In July, Meta Platforms Incorporated was fined $220 million by Nigeria’s Federal Competition and Consumer Protection Commission (FCCPC) and the Nigeria Data Protection Commission (NDPC) after a joint investigation into its conduct, privacy policies, the operation thereof, and practices between May 2021 and December 2023.
The investigations said Meta allegedly infringed on such rights as denying Nigerian data subjects the right to self-determine; unauthorised transfer and sharing of Nigerian data-subjects personal data, including cross-border storage in violation of then, and now prevailing law; discrimination and disparate treatment and abuse of Dominance.

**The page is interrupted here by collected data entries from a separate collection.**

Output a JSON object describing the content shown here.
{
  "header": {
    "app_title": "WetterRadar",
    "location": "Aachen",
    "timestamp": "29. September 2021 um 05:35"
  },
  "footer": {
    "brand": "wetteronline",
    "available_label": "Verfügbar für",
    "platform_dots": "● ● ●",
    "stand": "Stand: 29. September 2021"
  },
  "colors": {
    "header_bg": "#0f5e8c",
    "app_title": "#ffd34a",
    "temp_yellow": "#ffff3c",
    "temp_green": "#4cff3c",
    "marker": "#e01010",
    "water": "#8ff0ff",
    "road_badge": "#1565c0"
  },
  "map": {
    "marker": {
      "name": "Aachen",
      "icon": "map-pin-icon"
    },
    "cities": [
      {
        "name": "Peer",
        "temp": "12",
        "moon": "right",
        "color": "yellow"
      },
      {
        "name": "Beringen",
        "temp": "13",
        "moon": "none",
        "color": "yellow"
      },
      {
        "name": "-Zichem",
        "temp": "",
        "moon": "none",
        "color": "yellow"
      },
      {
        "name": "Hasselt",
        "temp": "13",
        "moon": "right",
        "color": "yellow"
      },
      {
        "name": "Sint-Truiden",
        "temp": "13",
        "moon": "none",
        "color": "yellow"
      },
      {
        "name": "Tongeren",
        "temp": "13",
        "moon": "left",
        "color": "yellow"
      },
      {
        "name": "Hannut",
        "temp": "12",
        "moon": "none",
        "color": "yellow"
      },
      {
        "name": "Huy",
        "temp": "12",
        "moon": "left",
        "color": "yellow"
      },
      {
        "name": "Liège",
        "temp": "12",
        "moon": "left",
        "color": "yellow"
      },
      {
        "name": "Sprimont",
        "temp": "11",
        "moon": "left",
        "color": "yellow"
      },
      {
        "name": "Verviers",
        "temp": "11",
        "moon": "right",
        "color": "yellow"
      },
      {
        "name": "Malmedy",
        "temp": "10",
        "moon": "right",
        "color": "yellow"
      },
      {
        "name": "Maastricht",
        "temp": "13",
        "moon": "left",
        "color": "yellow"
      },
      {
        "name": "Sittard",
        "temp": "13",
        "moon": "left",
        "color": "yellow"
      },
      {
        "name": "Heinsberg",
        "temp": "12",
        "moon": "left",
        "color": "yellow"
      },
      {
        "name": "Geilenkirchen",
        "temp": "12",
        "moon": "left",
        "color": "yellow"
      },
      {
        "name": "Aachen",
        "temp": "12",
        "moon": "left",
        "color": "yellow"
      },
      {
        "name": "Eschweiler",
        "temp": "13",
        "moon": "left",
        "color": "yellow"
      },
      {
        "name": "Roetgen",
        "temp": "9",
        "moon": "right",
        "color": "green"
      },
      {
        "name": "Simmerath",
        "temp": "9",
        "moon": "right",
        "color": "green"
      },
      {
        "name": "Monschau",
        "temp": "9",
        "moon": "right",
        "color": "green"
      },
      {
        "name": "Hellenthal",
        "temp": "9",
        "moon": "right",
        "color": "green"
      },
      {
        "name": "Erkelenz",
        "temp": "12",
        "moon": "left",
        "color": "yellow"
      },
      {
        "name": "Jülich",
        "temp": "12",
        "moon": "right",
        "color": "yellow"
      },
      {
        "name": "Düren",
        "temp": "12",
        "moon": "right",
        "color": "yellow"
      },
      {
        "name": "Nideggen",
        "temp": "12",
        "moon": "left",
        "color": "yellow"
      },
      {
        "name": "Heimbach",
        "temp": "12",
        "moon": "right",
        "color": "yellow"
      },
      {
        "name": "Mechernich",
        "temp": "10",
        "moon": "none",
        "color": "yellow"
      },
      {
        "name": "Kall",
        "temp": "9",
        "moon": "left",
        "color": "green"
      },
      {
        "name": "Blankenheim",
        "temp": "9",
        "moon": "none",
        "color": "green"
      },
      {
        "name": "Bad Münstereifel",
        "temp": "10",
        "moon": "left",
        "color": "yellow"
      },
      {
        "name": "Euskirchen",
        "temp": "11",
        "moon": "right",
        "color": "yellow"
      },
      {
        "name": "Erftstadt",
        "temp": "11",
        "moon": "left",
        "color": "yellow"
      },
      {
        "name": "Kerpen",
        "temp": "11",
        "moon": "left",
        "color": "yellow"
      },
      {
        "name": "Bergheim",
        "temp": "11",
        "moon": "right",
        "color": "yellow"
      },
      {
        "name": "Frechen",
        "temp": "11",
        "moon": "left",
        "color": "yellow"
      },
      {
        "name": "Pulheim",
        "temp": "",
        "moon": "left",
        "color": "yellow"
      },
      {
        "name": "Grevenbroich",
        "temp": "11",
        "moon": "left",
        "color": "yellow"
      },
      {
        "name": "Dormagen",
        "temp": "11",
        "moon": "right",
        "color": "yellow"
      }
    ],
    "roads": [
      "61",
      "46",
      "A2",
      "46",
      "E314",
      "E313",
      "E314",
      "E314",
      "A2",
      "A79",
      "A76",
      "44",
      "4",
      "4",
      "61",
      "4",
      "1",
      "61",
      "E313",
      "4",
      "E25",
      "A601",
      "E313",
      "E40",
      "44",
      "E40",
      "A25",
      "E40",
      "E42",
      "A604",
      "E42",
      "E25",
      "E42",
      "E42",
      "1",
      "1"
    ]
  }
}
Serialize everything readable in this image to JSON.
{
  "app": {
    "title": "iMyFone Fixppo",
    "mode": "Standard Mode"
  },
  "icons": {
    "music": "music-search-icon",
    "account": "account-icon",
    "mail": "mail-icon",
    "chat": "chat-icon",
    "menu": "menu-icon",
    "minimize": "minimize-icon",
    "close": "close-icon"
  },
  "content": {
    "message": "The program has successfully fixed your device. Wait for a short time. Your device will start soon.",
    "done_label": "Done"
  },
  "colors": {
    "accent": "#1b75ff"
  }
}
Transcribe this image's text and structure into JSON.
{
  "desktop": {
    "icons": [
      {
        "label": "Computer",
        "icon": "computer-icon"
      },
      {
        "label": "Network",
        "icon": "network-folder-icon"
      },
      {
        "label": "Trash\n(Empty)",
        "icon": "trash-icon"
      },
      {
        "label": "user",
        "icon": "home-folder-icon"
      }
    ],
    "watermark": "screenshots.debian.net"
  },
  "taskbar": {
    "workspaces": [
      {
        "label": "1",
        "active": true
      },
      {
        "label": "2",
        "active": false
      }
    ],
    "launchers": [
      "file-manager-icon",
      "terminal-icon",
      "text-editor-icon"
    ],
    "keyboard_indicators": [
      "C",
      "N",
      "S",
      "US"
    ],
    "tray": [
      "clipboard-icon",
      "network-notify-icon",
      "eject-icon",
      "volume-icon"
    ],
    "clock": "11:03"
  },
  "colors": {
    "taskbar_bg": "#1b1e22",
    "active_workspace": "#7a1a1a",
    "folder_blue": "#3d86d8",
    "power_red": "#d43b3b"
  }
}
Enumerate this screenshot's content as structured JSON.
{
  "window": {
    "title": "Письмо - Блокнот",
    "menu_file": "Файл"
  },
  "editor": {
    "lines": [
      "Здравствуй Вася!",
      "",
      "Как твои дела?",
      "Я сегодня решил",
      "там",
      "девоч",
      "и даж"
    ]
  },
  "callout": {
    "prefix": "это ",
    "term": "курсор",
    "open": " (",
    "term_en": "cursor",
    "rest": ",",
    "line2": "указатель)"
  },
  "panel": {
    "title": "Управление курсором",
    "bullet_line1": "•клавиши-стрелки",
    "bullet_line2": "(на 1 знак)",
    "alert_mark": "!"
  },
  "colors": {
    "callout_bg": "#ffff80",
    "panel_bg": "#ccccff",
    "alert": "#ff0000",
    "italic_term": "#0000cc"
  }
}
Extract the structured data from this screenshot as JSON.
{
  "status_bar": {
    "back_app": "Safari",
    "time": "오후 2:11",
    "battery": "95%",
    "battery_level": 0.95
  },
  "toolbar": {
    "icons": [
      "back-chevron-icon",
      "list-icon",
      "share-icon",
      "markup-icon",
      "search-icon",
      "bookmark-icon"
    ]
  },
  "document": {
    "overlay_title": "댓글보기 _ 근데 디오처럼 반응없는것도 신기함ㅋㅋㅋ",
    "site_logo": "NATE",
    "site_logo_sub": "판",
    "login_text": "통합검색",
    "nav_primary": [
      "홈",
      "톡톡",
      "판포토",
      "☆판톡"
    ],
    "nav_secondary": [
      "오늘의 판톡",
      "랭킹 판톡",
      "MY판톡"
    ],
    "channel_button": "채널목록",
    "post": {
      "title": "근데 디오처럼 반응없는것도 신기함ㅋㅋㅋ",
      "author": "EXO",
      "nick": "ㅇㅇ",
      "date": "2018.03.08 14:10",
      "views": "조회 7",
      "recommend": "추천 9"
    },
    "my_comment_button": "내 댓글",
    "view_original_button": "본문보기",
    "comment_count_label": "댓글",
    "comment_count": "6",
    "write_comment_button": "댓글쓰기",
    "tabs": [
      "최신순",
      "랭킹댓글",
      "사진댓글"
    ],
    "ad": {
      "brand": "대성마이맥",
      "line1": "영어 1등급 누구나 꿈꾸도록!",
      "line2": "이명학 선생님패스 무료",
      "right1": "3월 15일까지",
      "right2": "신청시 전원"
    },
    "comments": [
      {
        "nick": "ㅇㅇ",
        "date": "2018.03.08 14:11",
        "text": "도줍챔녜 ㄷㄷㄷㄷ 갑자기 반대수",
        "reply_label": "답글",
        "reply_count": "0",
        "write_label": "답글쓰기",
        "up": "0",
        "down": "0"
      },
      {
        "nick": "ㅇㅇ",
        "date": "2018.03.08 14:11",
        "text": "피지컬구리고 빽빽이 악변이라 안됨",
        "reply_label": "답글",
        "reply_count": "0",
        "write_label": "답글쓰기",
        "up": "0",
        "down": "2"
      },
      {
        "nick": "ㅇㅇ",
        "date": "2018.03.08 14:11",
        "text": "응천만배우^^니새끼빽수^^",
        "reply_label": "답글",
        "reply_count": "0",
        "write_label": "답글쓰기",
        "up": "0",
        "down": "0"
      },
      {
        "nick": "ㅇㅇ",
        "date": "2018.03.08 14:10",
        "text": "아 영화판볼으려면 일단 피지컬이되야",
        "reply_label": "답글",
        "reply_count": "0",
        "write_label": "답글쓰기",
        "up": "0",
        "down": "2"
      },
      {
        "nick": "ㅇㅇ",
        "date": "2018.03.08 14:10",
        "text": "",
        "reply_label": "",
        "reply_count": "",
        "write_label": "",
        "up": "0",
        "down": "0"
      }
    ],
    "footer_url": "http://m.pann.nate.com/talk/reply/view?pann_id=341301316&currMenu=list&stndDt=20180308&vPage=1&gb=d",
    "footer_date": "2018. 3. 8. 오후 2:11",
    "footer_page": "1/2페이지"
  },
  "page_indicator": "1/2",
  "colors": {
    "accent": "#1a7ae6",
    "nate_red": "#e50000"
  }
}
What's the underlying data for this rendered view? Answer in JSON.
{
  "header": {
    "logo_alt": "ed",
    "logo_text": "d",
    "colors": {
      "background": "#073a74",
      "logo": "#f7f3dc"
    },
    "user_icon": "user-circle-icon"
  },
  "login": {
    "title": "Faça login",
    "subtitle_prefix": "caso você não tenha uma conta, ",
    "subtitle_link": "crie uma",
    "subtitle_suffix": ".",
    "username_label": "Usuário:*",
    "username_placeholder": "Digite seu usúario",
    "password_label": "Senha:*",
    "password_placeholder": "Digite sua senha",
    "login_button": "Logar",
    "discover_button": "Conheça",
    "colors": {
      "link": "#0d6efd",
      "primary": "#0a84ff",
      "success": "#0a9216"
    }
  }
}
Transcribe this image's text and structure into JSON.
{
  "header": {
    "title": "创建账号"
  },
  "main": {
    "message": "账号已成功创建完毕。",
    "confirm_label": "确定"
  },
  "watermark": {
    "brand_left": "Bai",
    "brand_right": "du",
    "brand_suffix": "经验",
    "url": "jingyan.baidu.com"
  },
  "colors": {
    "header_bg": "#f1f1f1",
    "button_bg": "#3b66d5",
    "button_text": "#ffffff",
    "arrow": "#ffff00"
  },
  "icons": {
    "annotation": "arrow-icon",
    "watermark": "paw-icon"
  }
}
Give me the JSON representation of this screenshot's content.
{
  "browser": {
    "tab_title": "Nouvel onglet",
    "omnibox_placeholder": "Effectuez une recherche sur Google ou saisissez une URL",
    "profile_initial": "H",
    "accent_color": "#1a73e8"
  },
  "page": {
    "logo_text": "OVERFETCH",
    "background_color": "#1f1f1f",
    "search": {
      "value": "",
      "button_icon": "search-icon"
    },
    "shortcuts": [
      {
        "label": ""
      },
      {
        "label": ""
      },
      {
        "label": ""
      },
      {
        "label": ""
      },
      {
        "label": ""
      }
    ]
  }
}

Meta to cut metaverse budget by 20%
Meanwhile, TheRadar reported that Meta, the parent company of Facebook, Instagram, and WhatsApp, is set to cut the budget of Reality Labs by some 20 per cent between 2024 and 2026. Reality Labs is the division of the company responsible for the development of its metaverse hardware and software.
This is based on a report from The Information and is consistent with recent reports that Meta intends to put Reality Labs into production in advance of multiple high-profile hardware launches that are scheduled to occur over the course of the next few years.